The workers say that Salt River and Headwaters fired them without just cause in violation of the Navajo Preference in Employment Act.
Though the plant operators argued that the Navajo Nation had no authority to regulate employment issues at the plant under the 1969 lease, the Navajo Nation Supreme Court let the case proceed.
Salt River and Headwaters then filed a federal complaint against the director of the Office of Navajo Labor Relations, members of the Navajo Nation Labor Commission and the justices of the Navajo Nation Supreme Court.
The suit seeks an injunction to block the tribal case. A federal judge in Phoenix dismissed the case, however, after finding that the Navajo Nation was a necessary party but could not be sued because of sovereign immunity.
On Thursday, the federal appeals court in San Francisco found otherwise and remanded the case to Phoenix. The Navajo Nation itself is not a necessary party because the officials can represent the tribe's interest, the judges found.

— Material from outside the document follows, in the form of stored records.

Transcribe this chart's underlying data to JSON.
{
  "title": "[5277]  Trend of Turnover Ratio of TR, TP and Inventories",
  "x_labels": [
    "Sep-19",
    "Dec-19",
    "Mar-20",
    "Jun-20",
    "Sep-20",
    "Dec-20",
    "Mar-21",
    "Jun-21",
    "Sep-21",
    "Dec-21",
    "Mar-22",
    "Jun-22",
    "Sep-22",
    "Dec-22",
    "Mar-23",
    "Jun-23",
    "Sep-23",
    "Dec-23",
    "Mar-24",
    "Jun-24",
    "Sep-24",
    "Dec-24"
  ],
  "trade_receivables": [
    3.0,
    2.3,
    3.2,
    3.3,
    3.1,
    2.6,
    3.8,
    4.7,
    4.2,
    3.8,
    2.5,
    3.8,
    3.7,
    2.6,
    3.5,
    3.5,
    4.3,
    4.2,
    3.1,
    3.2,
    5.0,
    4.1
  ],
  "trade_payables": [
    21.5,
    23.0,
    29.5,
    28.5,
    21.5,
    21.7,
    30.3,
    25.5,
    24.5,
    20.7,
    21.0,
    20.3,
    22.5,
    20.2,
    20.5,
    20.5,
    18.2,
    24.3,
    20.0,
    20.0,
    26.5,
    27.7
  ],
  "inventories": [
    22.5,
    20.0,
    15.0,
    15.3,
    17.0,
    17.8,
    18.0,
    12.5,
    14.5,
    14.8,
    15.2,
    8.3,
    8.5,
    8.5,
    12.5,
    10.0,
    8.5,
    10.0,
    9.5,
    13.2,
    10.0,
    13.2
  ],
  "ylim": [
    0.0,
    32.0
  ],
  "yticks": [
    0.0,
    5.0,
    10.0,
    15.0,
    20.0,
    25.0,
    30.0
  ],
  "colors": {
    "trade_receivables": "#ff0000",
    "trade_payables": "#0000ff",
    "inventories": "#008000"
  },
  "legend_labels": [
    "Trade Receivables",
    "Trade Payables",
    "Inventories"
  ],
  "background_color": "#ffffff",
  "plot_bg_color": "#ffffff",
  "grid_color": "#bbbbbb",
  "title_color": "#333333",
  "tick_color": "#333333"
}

"Here, the Navajo official defendants can be expected to adequately represent the Navajo Nation's interests," Judge Barry Silverman wrote for a three-judge panel. "First, the officials' interests are aligned with the tribe's interests: The officials are responsible for enforcing the Navajo Preference in Employment Act, and there is no suggestion that the officials' attempt to enforce the statute here is antithetical to the tribe's interests. Second, there is no reason to believe the Navajo official defendants cannot or will not make any reasonable argument that the tribe would make if it were a party. Third, there is no indication that the tribe would offer any necessary element to the action that the Navajo official defendants would neglect."
To hold otherwise, the judges found, would "effectively gut the Ex parte Young doctrine," which governs nonmonetary injunctive actions against state and tribal officials.